The arrival of radfauna did more than enough to alter the shape of the ecologies of Dingus, as the local flora, both piss and pisscake-based, must face a novel pressure on the continent: regular exposure to concentrated radiation, albeit not enough to be totally lethal. Fortunately, thanks to the advent of sexual reproduction in both floral lines, adapting to these peculiar conditions is ensured more than ever. Of the Nomherb line, the Plumbush arose.
At first glance, the Plumbush is a fairly typical shrubby organism - possessing a lignaceous trunk leading to copious branches, which in turn terminate into dense leafage. The most significant change to its biology however is much less obvious: it can incorporate lead from the environment into its tissues, protecting it from the background radiation emitted by radiofauna! To ensure it doesn’t die from incorporating such heavy metals, the Plumbush’s tissues have developed considerable resistance to it as well.
Like their ancestry, Plumbushes send out gametes into the wind which meet receptive individual flora to form spores.
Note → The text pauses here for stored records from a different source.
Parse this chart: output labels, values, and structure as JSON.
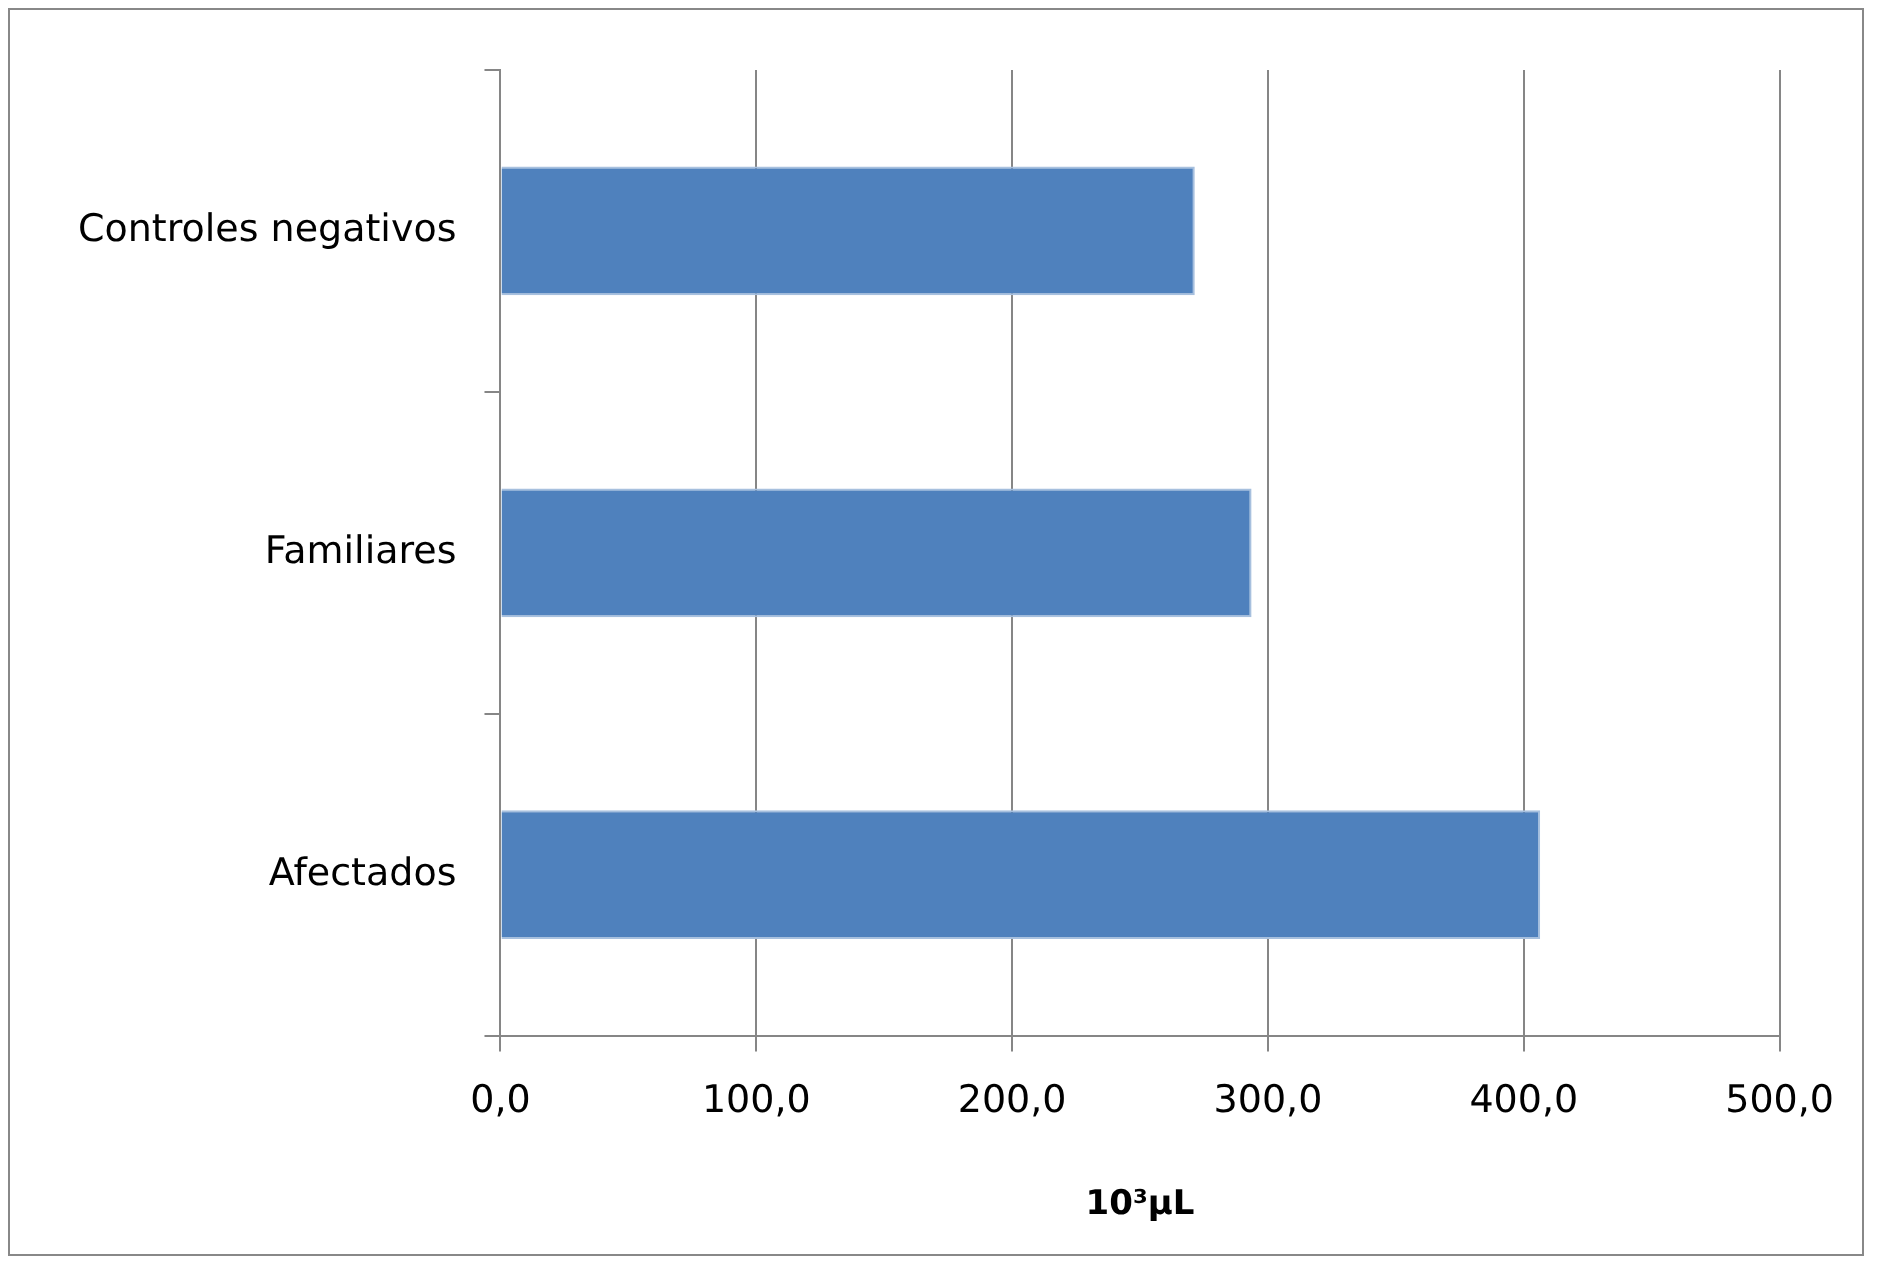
{
  "chart_data": {
    "type": "bar",
    "orientation": "horizontal",
    "categories": [
      "Controles negativos",
      "Familiares",
      "Afectados"
    ],
    "values": [
      271.4,
      293.6,
      406.4
    ],
    "color": "#4f81bd",
    "xlabel": "10³µL",
    "xlim": [
      0,
      500
    ],
    "xticks": [
      {
        "value": 0,
        "label": "0,0"
      },
      {
        "value": 100,
        "label": "100,0"
      },
      {
        "value": 200,
        "label": "200,0"
      },
      {
        "value": 300,
        "label": "300,0"
      },
      {
        "value": 400,
        "label": "400,0"
      },
      {
        "value": 500,
        "label": "500,0"
      }
    ],
    "grid": "x",
    "legend": false
  }
}
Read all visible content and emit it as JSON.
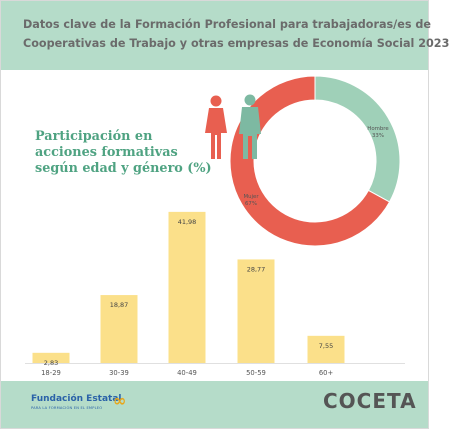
{
  "header": {
    "title_line1": "Datos clave de la Formación Profesional para trabajadoras/es de",
    "title_line2": "Cooperativas de Trabajo y otras empresas de Economía Social 2023"
  },
  "subtitle": {
    "line1": "Participación en",
    "line2": "acciones formativas",
    "line3": "según edad y género (%)"
  },
  "footer": {
    "fundacion": "Fundación Estatal",
    "fundacion_sub": "PARA LA FORMACIÓN EN EL EMPLEO",
    "coceta": "COCETA"
  },
  "colors": {
    "header_bg": "#b5dcc9",
    "bar": "#fbe08a",
    "donut_mujer": "#e85f50",
    "donut_hombre": "#9fd0b8",
    "female_icon": "#e85f50",
    "male_icon": "#7db9a2"
  },
  "icons": [
    "female-person-icon",
    "male-person-icon",
    "fundacion-logo-icon"
  ],
  "chart_data": [
    {
      "type": "bar",
      "categories": [
        "18-29",
        "30-39",
        "40-49",
        "50-59",
        "60+"
      ],
      "values": [
        2.83,
        18.87,
        41.98,
        28.77,
        7.55
      ],
      "value_labels": [
        "2,83",
        "18,87",
        "41,98",
        "28,77",
        "7,55"
      ],
      "ylim": [
        0,
        45
      ],
      "grid": false,
      "legend": "none"
    },
    {
      "type": "pie",
      "style": "donut",
      "categories": [
        "Hombre",
        "Mujer"
      ],
      "values": [
        33,
        67
      ],
      "value_labels": [
        "33%",
        "67%"
      ],
      "colors": [
        "#9fd0b8",
        "#e85f50"
      ]
    }
  ]
}
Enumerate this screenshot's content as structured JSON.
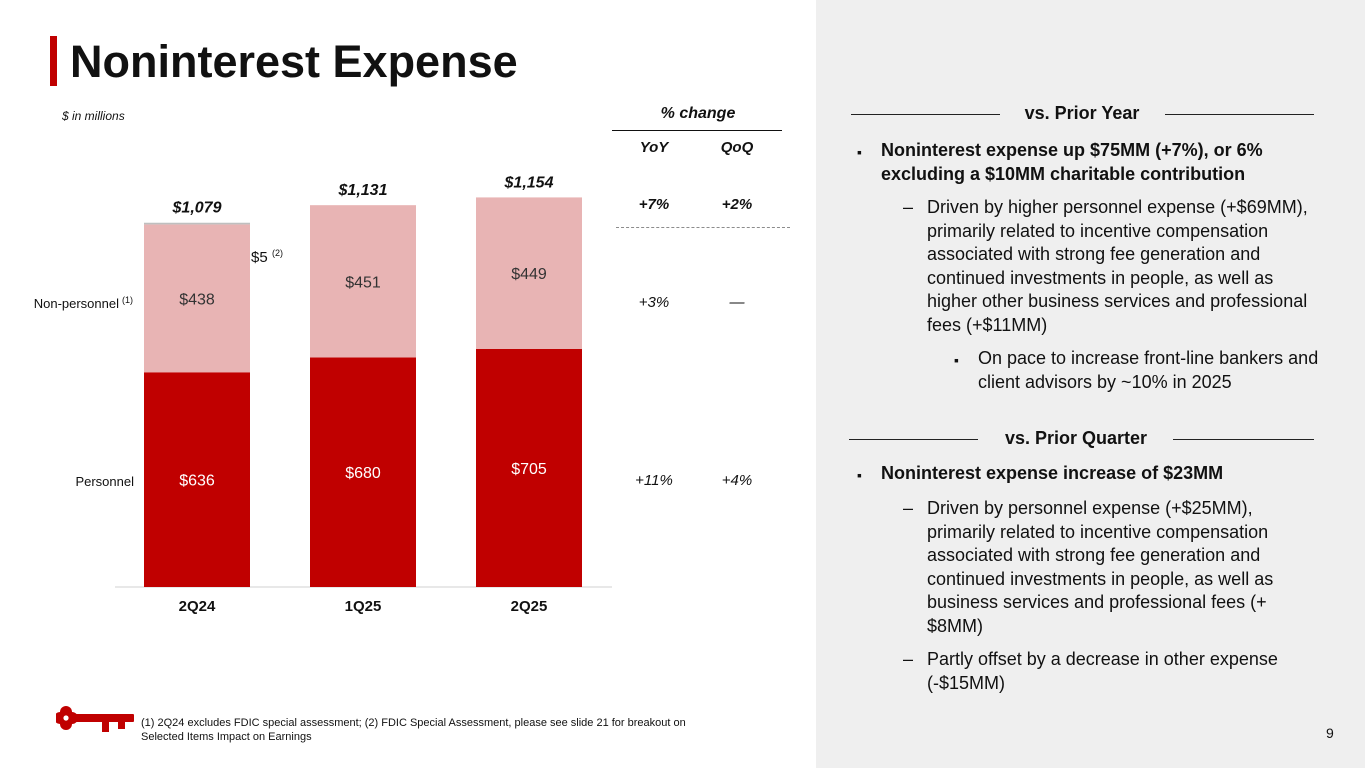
{
  "title": "Noninterest Expense",
  "units_note": "$ in millions",
  "chart_data": {
    "type": "bar",
    "stacked": true,
    "categories": [
      "2Q24",
      "1Q25",
      "2Q25"
    ],
    "series": [
      {
        "name": "Personnel",
        "values": [
          636,
          680,
          705
        ],
        "labels": [
          "$636",
          "$680",
          "$705"
        ],
        "color": "#c00000"
      },
      {
        "name": "Non-personnel",
        "values": [
          438,
          451,
          449
        ],
        "labels": [
          "$438",
          "$451",
          "$449"
        ],
        "color": "#e8b4b4"
      },
      {
        "name": "FDIC Special Assessment",
        "values": [
          5,
          0,
          0
        ],
        "color": "#bfbfbf"
      }
    ],
    "totals": [
      "$1,079",
      "$1,131",
      "$1,154"
    ],
    "series_labels": {
      "personnel": "Personnel",
      "nonpersonnel": "Non-personnel",
      "nonpersonnel_sup": "(1)"
    },
    "callout": {
      "text": "$5",
      "sup": "(2)"
    },
    "ylim": [
      0,
      1200
    ]
  },
  "pct_change": {
    "header": "% change",
    "yoy_label": "YoY",
    "qoq_label": "QoQ",
    "total": {
      "yoy": "+7%",
      "qoq": "+2%"
    },
    "nonpersonnel": {
      "yoy": "+3%",
      "qoq": "—"
    },
    "personnel": {
      "yoy": "+11%",
      "qoq": "+4%"
    }
  },
  "prior_year": {
    "heading": "vs. Prior Year",
    "main": "Noninterest expense up $75MM (+7%), or 6% excluding a $10MM charitable contribution",
    "sub1": "Driven by higher personnel expense (+$69MM), primarily related to incentive compensation associated with strong fee generation and continued investments in people, as well as higher other business services and professional fees (+$11MM)",
    "sub2": "On pace to increase front-line bankers and client advisors by ~10% in 2025"
  },
  "prior_quarter": {
    "heading": "vs. Prior Quarter",
    "main": "Noninterest expense increase of $23MM",
    "sub1": "Driven by personnel expense (+$25MM), primarily related to incentive compensation associated with strong fee generation and continued investments in people, as well as business services and professional fees (+ $8MM)",
    "sub2": "Partly offset by a decrease in other expense (-$15MM)"
  },
  "marks": {
    "square_bullet": "▪",
    "dash": "–"
  },
  "footnote": "(1) 2Q24 excludes FDIC special assessment; (2) FDIC Special Assessment, please see slide 21 for breakout on Selected Items Impact on Earnings",
  "page_number": "9",
  "colors": {
    "brand_red": "#c00000",
    "light_red": "#e8b4b4",
    "panel_gray": "#efefef"
  },
  "logo_icon": "key-icon"
}
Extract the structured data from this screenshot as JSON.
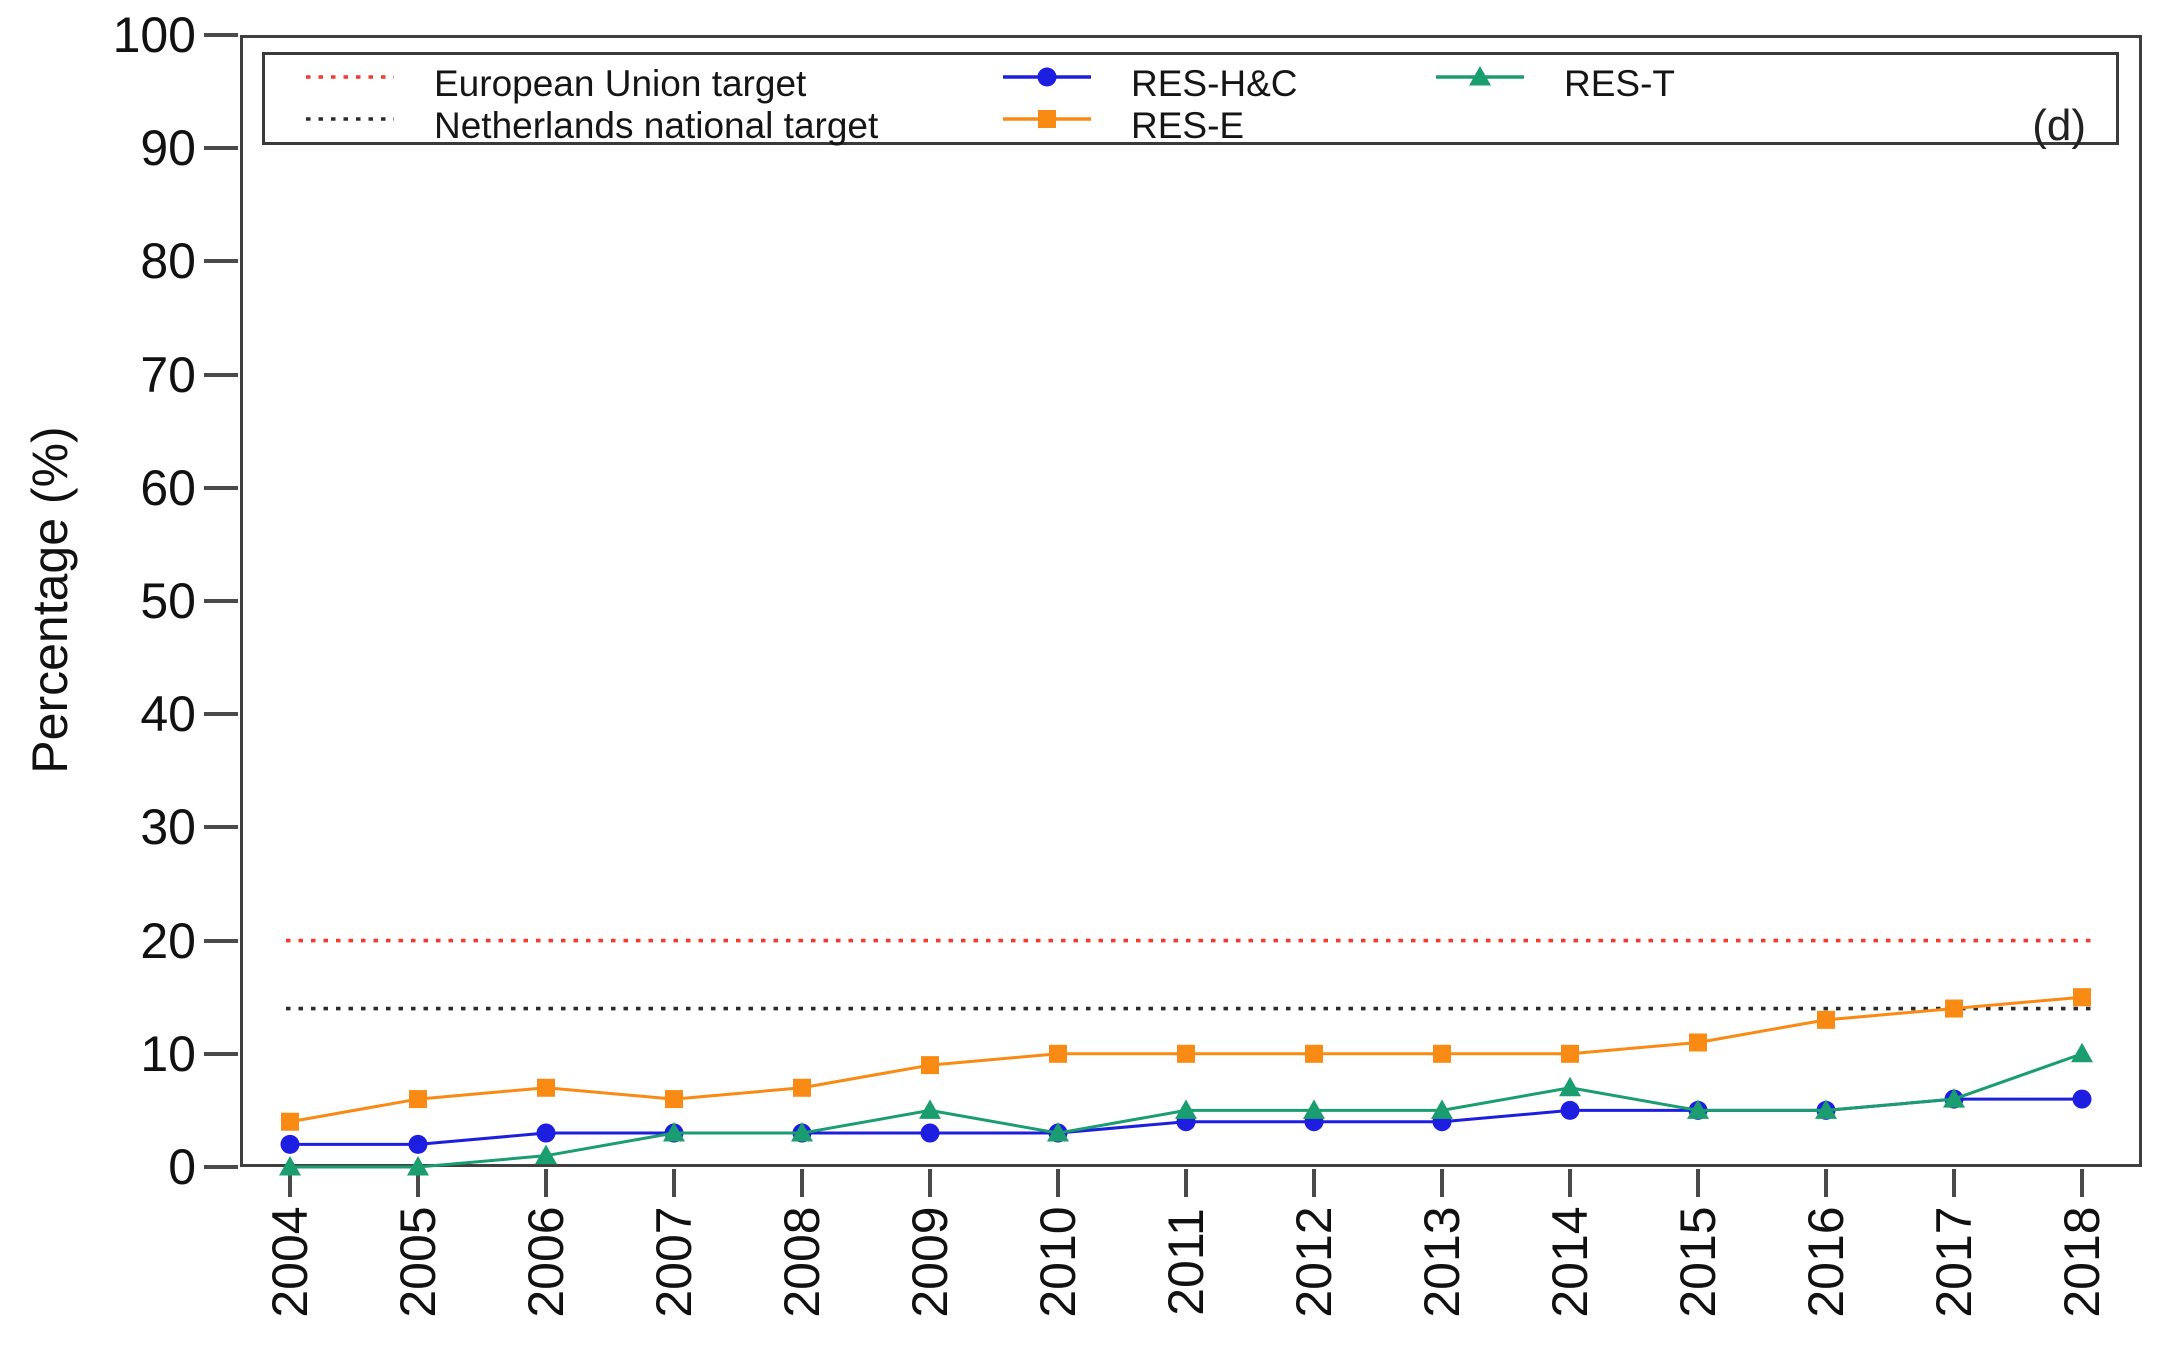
{
  "chart_data": {
    "type": "line",
    "title": "",
    "xlabel": "",
    "ylabel": "Percentage (%)",
    "ylim": [
      0,
      100
    ],
    "y_ticks": [
      0,
      10,
      20,
      30,
      40,
      50,
      60,
      70,
      80,
      90,
      100
    ],
    "grid": false,
    "legend_position": "top-inside-boxed",
    "panel_label": "(d)",
    "categories": [
      "2004",
      "2005",
      "2006",
      "2007",
      "2008",
      "2009",
      "2010",
      "2011",
      "2012",
      "2013",
      "2014",
      "2015",
      "2016",
      "2017",
      "2018"
    ],
    "targets": [
      {
        "label": "European Union target",
        "value": 20,
        "color": "#f23a30",
        "style": "dotted"
      },
      {
        "label": "Netherlands national target",
        "value": 14,
        "color": "#2b2b2b",
        "style": "dotted"
      }
    ],
    "series": [
      {
        "name": "RES-H&C",
        "marker": "circle",
        "color": "#1e1ee0",
        "values": [
          2,
          2,
          3,
          3,
          3,
          3,
          3,
          4,
          4,
          4,
          5,
          5,
          5,
          6,
          6
        ]
      },
      {
        "name": "RES-E",
        "marker": "square",
        "color": "#f98a14",
        "values": [
          4,
          6,
          7,
          6,
          7,
          9,
          10,
          10,
          10,
          10,
          10,
          11,
          13,
          14,
          15
        ]
      },
      {
        "name": "RES-T",
        "marker": "triangle",
        "color": "#1b9e6f",
        "values": [
          0,
          0,
          1,
          3,
          3,
          5,
          3,
          5,
          5,
          5,
          7,
          5,
          5,
          6,
          10
        ]
      }
    ],
    "axis_color": "#3f3f3f"
  }
}
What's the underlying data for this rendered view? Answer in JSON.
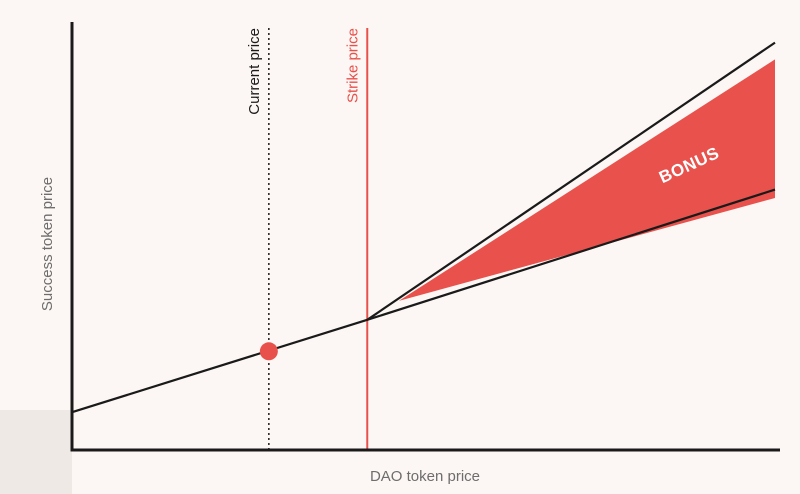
{
  "chart_data": {
    "type": "line",
    "title": "",
    "xlabel": "DAO token price",
    "ylabel": "Success token price",
    "xlim": [
      0,
      100
    ],
    "ylim": [
      0,
      100
    ],
    "grid": false,
    "series": [
      {
        "name": "",
        "x": [
          0,
          42,
          100
        ],
        "y": [
          9,
          31,
          62
        ]
      },
      {
        "name": "",
        "x": [
          42,
          100
        ],
        "y": [
          31,
          97
        ]
      }
    ],
    "vertical_markers": [
      {
        "label": "Current price",
        "x": 28,
        "style": "dotted",
        "color": "#1a1a1a"
      },
      {
        "label": "Strike price",
        "x": 42,
        "style": "solid",
        "color": "#e8504b"
      }
    ],
    "point": {
      "x": 28,
      "y": 23.5,
      "color": "#e8504b"
    },
    "bonus_area": {
      "label": "BONUS",
      "color": "#e8514c",
      "polygon": [
        [
          46.5,
          35.5
        ],
        [
          100,
          60
        ],
        [
          100,
          93
        ]
      ]
    },
    "colors": {
      "axis": "#1a1a1a",
      "line": "#1a1a1a",
      "accent": "#e8504b",
      "background": "#fcf7f4"
    }
  }
}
Said spores are reinforced within a radiation-resistant, seed-like outer hull, which will germinate into a new organism once it finds a suitable location to situate in, preferably with abundant lead.
Although found throughout much of Dingus’s more humid climates, their proliferation is not enough to totally replace the ancestral Nomherb, as both flora occupy different niches. Lead concentrations are at their greatest among populations that are found where radfauna are most abundant; conversely, where radfauna are scarce, Plumbushes tend to incorporate very little lead to none.